Shadi Alfons, Fadi Rifaai, and Fahad Albutairi in the road dramedy From A to B
The Arab Film Festival returns to the Museum of Photographic Arts this week and with it a promise to “provide realistic perspectives on Arab people, culture, art, history, and politics.” The jury’s still out on just how realistic the wild road comedy From A to B is, but in light of the events of the past weekend, a communal laugh might be just the temporary tonic needed to attract viewers.
From A to B, screening Saturday, November 21 at 8:55 p.m., is one of six films to play the AFF November 20–22 at the Museum of Photographic Arts. For tickets and more information, visit sandiegoaff.org.
From A to B
Did you hear the one about the three Muslims — a Saudi DJ (Fahad Albutairi), the Syrian son of a diplomat (Fadi Rifaai), and the Egyptian mama’s boy (Shadi Alfons) — who embarked on a road/guilt trip from Abu Dabi to Beirut that five years earlier was cut short due to a friend’s death?
We’ve seen this kind of picture many times before — a trio of old friends reunites, and during the course of a communal journey discover how little they have in common. Don’t expect this relatively breezy road picture to lob many bricks in the form of messages in your lap. (That’s not a criticism.) For the greater part of an hour, From A to B does indeed follow in those familiar footsteps. What eventually helps to separate it from the rest, other than a war-torn backdrop, is director Ali F. Mostafa’s refusal to make any of the trio all that likeable.

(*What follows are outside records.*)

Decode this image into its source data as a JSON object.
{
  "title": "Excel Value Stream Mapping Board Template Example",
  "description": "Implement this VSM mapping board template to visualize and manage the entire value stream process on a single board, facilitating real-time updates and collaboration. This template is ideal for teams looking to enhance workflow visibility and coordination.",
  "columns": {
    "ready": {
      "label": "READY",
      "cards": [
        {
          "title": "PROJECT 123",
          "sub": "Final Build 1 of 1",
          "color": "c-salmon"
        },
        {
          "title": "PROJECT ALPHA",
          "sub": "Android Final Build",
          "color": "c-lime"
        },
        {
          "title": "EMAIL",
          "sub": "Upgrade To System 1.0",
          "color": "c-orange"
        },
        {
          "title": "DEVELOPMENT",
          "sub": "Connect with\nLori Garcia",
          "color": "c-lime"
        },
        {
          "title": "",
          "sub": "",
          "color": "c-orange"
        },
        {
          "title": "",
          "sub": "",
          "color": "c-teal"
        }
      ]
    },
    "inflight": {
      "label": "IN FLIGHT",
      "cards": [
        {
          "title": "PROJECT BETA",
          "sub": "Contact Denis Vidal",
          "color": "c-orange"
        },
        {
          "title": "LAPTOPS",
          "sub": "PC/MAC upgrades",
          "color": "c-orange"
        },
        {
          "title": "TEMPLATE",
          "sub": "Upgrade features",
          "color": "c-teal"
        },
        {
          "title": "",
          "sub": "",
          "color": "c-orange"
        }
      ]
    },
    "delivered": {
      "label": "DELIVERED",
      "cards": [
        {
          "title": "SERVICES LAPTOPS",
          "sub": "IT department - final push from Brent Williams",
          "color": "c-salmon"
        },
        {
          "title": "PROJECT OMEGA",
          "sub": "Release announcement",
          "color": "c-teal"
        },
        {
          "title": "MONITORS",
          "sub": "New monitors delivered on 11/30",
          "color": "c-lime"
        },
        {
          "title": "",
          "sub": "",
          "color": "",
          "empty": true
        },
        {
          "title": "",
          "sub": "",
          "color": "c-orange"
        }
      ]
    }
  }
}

Rami (Shadi Alfons) still lives at home and fashions himself an activist. His sole claim to the handle: a non-revolutionary 737 Twitter followers. Omar’s (Rifaai) 8-months-pregnant bride questions her husband’s decision to spend a chunk of their last trimester having fun with the fellas. (Omar also harbors the film’s darkest secret.) An obligatory second-act romance comes crashing to an abrupt halt the minute Jay (Albutairi) confesses one of the reasons he helped to sabotage his pick-up’s “cultural holiday” was because she was a Jew.
There are the few occasional wrong turns. Limp-wristed laughs ensue when two cops mistake the extraction of a scorpion’s poison from one of the young man’s breasts by way of sucking as a public display of homoerotic affection. This is only compounded when the boy’s father expresses relief to find that his son was merely poisoned and not gay.
The trio frequently quotes their dead friend’s pet precept, “It’s not the destination, it’s the time spent on the road.” Fortunately, Mostafa’s sprawling tale of hurt feelings and bruised egos follows the same path helping to make this journey vastly watchable.